第2話 逃亡
「それで、これからどうするのですか?」
裏庭といってもその敷地は広大、エル達がいるのはその一角、人目につきにくい場所である。
ただ、ここから宮殿を脱出するとなれば、周囲を囲む暴徒の波を越えねばならない。
「言ったろ、賊徒となるのだ」
エルは、追われる身にも関わらず、ケラケラと笑った。
「よし、出るぞ」
エルは、ユーリアの手を引き、歩幅短く裏庭を進み始めた。
そして、裏庭を囲む群衆に近づけば、
「おい、どうしたんだ?」
と当然、二人でウロウロしている所を、暴徒の一人に止められた。
エルは、やや顔を伏し、
「表から入ったらいつの間にか裏に来てしまったようで……」
「そうか。あんたらは家族か?」
「姉弟だよ。親は……死んでしまったよ」
エルは、まるで本当の流人のように、悲痛な、呆然とした声音で言う。
一体、今まで王族として過ごしてきた彼のどこにこんな才能があったのか。
「それは……、辛かったな。俺も生まれたばかりの娘を亡くした。だが、これで変わる。愚王の暴政はこれで終わるんだッ」
暴徒は、エルのでっち上げの境遇に同情を示し、さァ行くぞッ、と再び群衆の中へ入って行った。
エルもユーリアの手を引いてその中へ紛れ込んだ。
揉まれるようにして進んでいると、暴徒達の絶叫にも似た言葉が、嫌でも耳に入ってくる。

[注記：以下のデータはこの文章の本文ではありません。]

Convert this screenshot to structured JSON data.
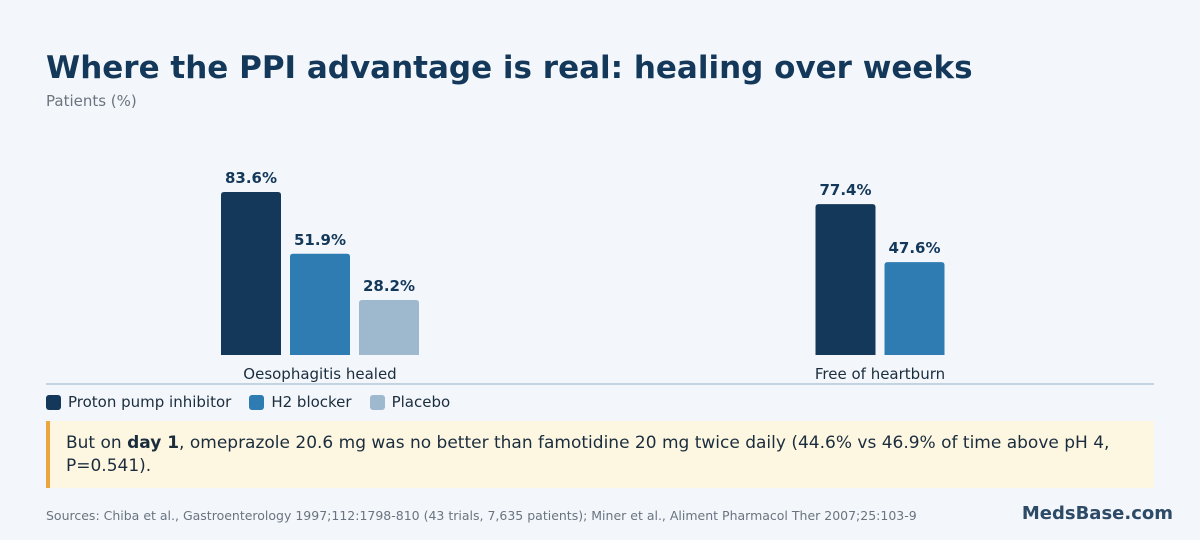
{
  "title": "Where the PPI advantage is real: healing over weeks",
  "subtitle": "Patients (%)",
  "legend": [
    {
      "label": "Proton pump inhibitor",
      "color": "#14385a"
    },
    {
      "label": "H2 blocker",
      "color": "#2e7cb2"
    },
    {
      "label": "Placebo",
      "color": "#9eb8cd"
    }
  ],
  "chart_data": {
    "type": "bar",
    "categories": [
      "Oesophagitis healed",
      "Free of heartburn"
    ],
    "series": [
      {
        "name": "Proton pump inhibitor",
        "values": [
          83.6,
          77.4
        ],
        "labels": [
          "83.6%",
          "77.4%"
        ],
        "color": "#14385a"
      },
      {
        "name": "H2 blocker",
        "values": [
          51.9,
          47.6
        ],
        "labels": [
          "51.9%",
          "47.6%"
        ],
        "color": "#2e7cb2"
      },
      {
        "name": "Placebo",
        "values": [
          28.2,
          null
        ],
        "labels": [
          "28.2%",
          null
        ],
        "color": "#9eb8cd"
      }
    ],
    "ylabel": "Patients (%)",
    "ylim": [
      0,
      100
    ],
    "grid": false,
    "legend_position": "bottom-left"
  },
  "callout": {
    "prefix": "But on ",
    "emphasis": "day 1",
    "suffix": ", omeprazole 20.6 mg was no better than famotidine 20 mg twice daily (44.6% vs 46.9% of time above pH 4, P=0.541)."
  },
  "sources": "Sources: Chiba et al., Gastroenterology 1997;112:1798-810 (43 trials, 7,635 patients); Miner et al., Aliment Pharmacol Ther 2007;25:103-9",
  "brand": "MedsBase.com",
  "colors": {
    "accent": "#eba63f",
    "callout_bg": "#fdf7e2",
    "axis": "#c3d3e0"
  }
}
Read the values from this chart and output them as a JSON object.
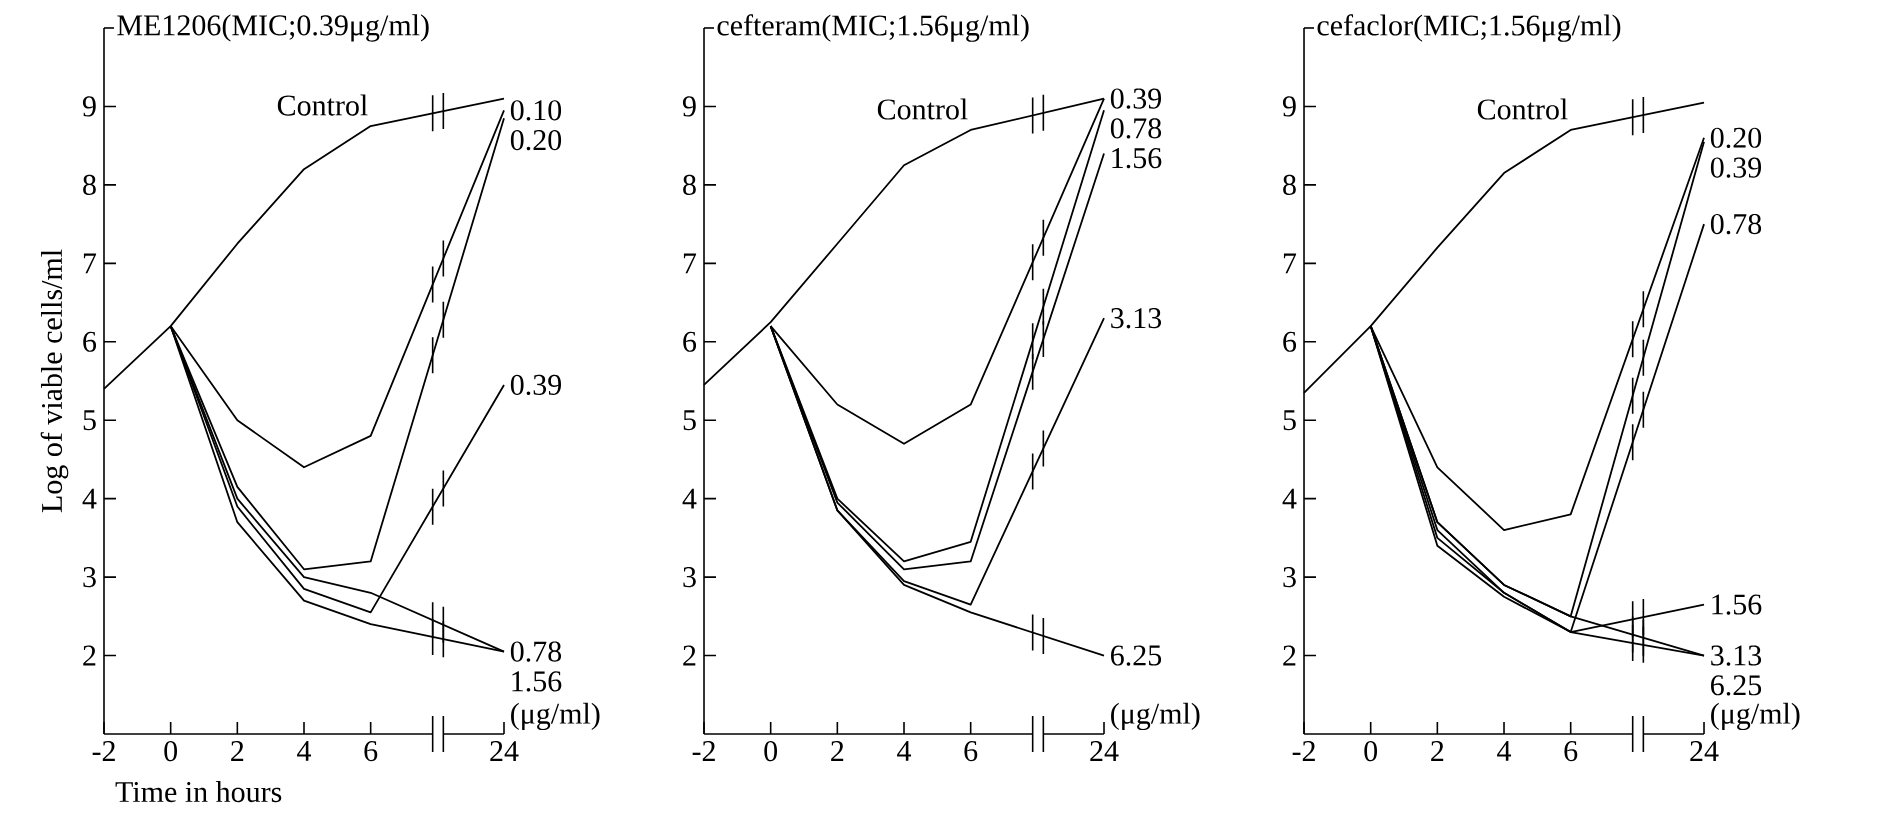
{
  "chart_data": [
    {
      "type": "line",
      "title": "ME1206(MIC;0.39μg/ml)",
      "xlabel": "Time in hours",
      "ylabel": "Log of viable cells/ml",
      "annotations": [
        "(μg/ml)"
      ],
      "marker": "none",
      "legend": "right",
      "categories": [
        "-2",
        "0",
        "2",
        "4",
        "6",
        null,
        "24"
      ],
      "ylim": [
        1,
        10
      ],
      "yticks": [
        2,
        3,
        4,
        5,
        6,
        7,
        8,
        9
      ],
      "series": [
        {
          "name": "Control",
          "color": "#000000",
          "values": [
            5.4,
            6.2,
            7.25,
            8.2,
            8.75,
            null,
            9.1
          ]
        },
        {
          "name": "0.10",
          "color": "#000000",
          "values": [
            null,
            6.2,
            5.0,
            4.4,
            4.8,
            null,
            8.95
          ]
        },
        {
          "name": "0.20",
          "color": "#000000",
          "values": [
            null,
            6.2,
            4.15,
            3.1,
            3.2,
            null,
            8.85
          ]
        },
        {
          "name": "0.39",
          "color": "#000000",
          "values": [
            null,
            6.2,
            3.9,
            2.85,
            2.55,
            null,
            5.45
          ]
        },
        {
          "name": "0.78",
          "color": "#000000",
          "values": [
            null,
            6.2,
            4.0,
            3.0,
            2.8,
            null,
            2.05
          ]
        },
        {
          "name": "1.56",
          "color": "#000000",
          "values": [
            null,
            6.2,
            3.7,
            2.7,
            2.4,
            null,
            2.05
          ]
        }
      ]
    },
    {
      "type": "line",
      "title": "cefteram(MIC;1.56μg/ml)",
      "annotations": [
        "(μg/ml)"
      ],
      "marker": "none",
      "legend": "right",
      "categories": [
        "-2",
        "0",
        "2",
        "4",
        "6",
        null,
        "24"
      ],
      "ylim": [
        1,
        10
      ],
      "yticks": [
        2,
        3,
        4,
        5,
        6,
        7,
        8,
        9
      ],
      "series": [
        {
          "name": "Control",
          "color": "#000000",
          "values": [
            5.45,
            6.25,
            7.25,
            8.25,
            8.7,
            null,
            9.1
          ]
        },
        {
          "name": "0.39",
          "color": "#000000",
          "values": [
            null,
            6.2,
            5.2,
            4.7,
            5.2,
            null,
            9.1
          ]
        },
        {
          "name": "0.78",
          "color": "#000000",
          "values": [
            null,
            6.2,
            4.0,
            3.2,
            3.45,
            null,
            8.95
          ]
        },
        {
          "name": "1.56",
          "color": "#000000",
          "values": [
            null,
            6.2,
            3.95,
            3.1,
            3.2,
            null,
            8.4
          ]
        },
        {
          "name": "3.13",
          "color": "#000000",
          "values": [
            null,
            6.2,
            3.85,
            2.95,
            2.65,
            null,
            6.3
          ]
        },
        {
          "name": "6.25",
          "color": "#000000",
          "values": [
            null,
            6.2,
            3.85,
            2.9,
            2.55,
            null,
            2.0
          ]
        }
      ]
    },
    {
      "type": "line",
      "title": "cefaclor(MIC;1.56μg/ml)",
      "annotations": [
        "(μg/ml)"
      ],
      "marker": "none",
      "legend": "right",
      "categories": [
        "-2",
        "0",
        "2",
        "4",
        "6",
        null,
        "24"
      ],
      "ylim": [
        1,
        10
      ],
      "yticks": [
        2,
        3,
        4,
        5,
        6,
        7,
        8,
        9
      ],
      "series": [
        {
          "name": "Control",
          "color": "#000000",
          "values": [
            5.35,
            6.2,
            7.2,
            8.15,
            8.7,
            null,
            9.05
          ]
        },
        {
          "name": "0.20",
          "color": "#000000",
          "values": [
            null,
            6.2,
            4.4,
            3.6,
            3.8,
            null,
            8.6
          ]
        },
        {
          "name": "0.39",
          "color": "#000000",
          "values": [
            null,
            6.2,
            3.7,
            2.9,
            2.5,
            null,
            8.55
          ]
        },
        {
          "name": "0.78",
          "color": "#000000",
          "values": [
            null,
            6.2,
            3.6,
            2.8,
            2.3,
            null,
            7.5
          ]
        },
        {
          "name": "1.56",
          "color": "#000000",
          "values": [
            null,
            6.2,
            3.5,
            2.8,
            2.3,
            null,
            2.65
          ]
        },
        {
          "name": "3.13",
          "color": "#000000",
          "values": [
            null,
            6.2,
            3.7,
            2.9,
            2.5,
            null,
            2.0
          ]
        },
        {
          "name": "6.25",
          "color": "#000000",
          "values": [
            null,
            6.2,
            3.4,
            2.75,
            2.3,
            null,
            2.0
          ]
        }
      ]
    }
  ]
}
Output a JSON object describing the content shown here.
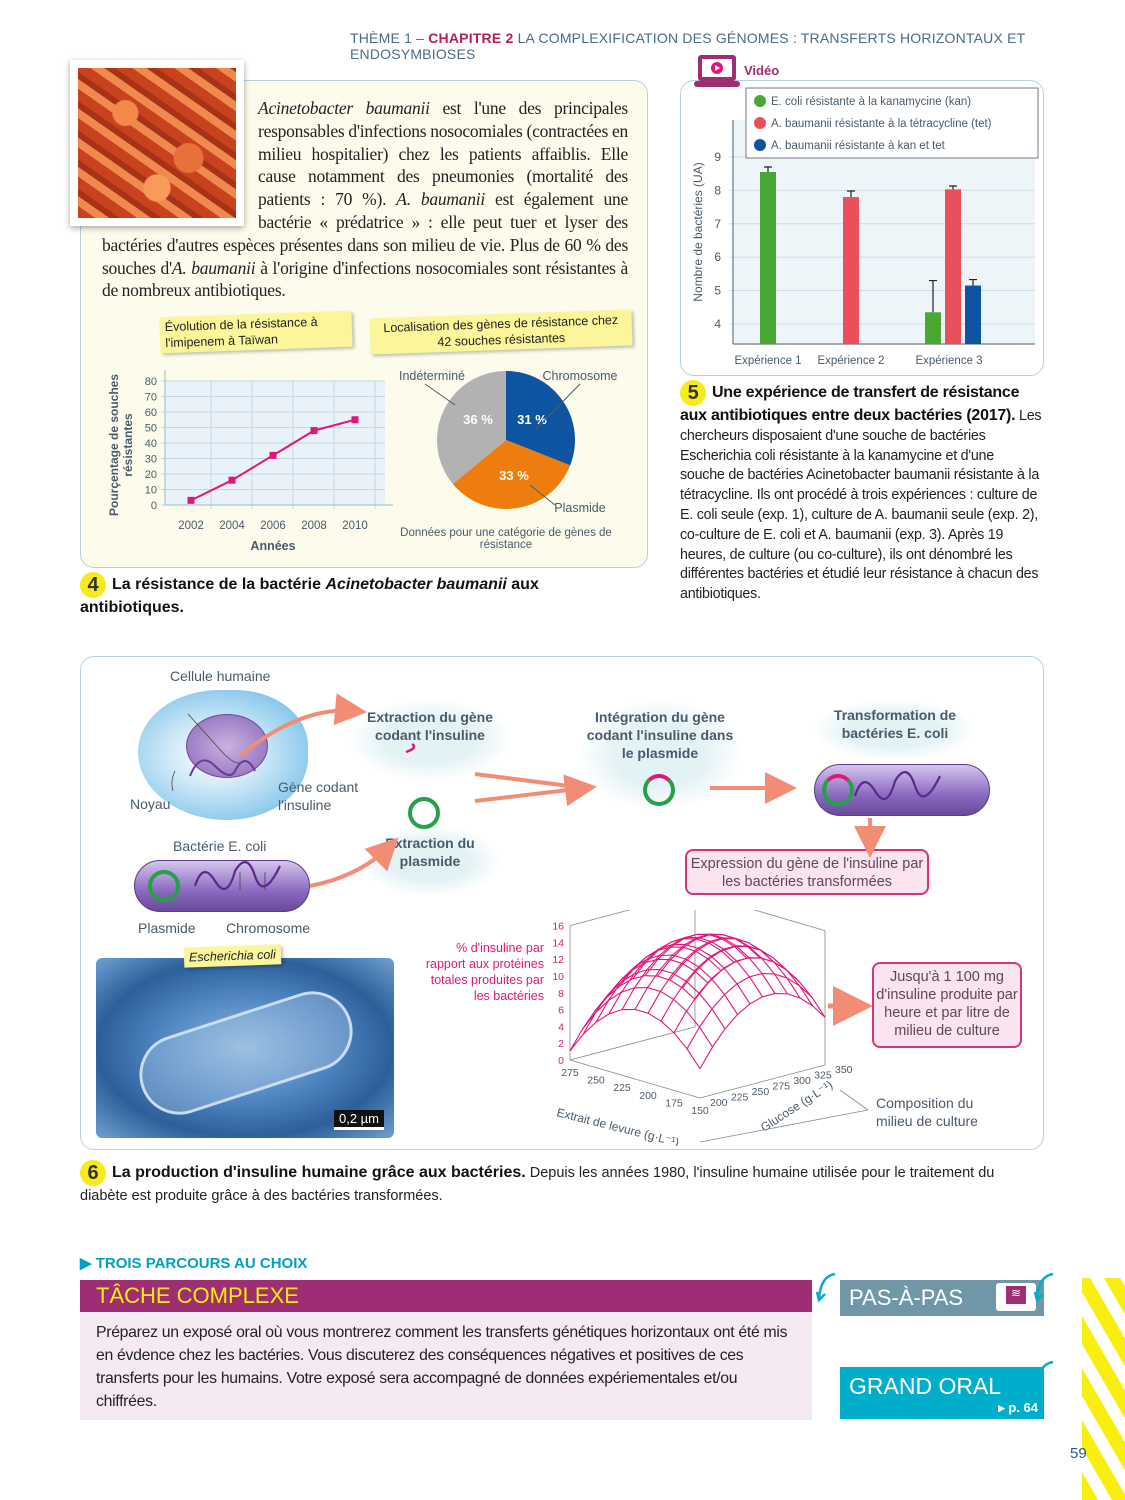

その中から時々、アイリスさまッ、と人の名が聞こえてくる。
(アイリス……様、ねぇ)
エルは、顔をしかめた。
『アイリス』と聴けば耳が痛くなる。
ほぼ確実にエルが知っているある友人のことである。
群衆に揉まれるなか、彼は努めてその名前が聞こえないように振る舞った。
二人はしばらくして、群衆の外側へ出れた。
今は混乱の渦中、誰も一人一人の素性なんて気にしない。
エル改めホールは、ユーリアを連れ、駆ける。
背後で、王宮の燃える音がした。
「………」
彼は振り返らない。
皇永歴一〇七七年、エルタネア王国第三王子、エル・ワール・フィルデリアは、地上より姿を消した。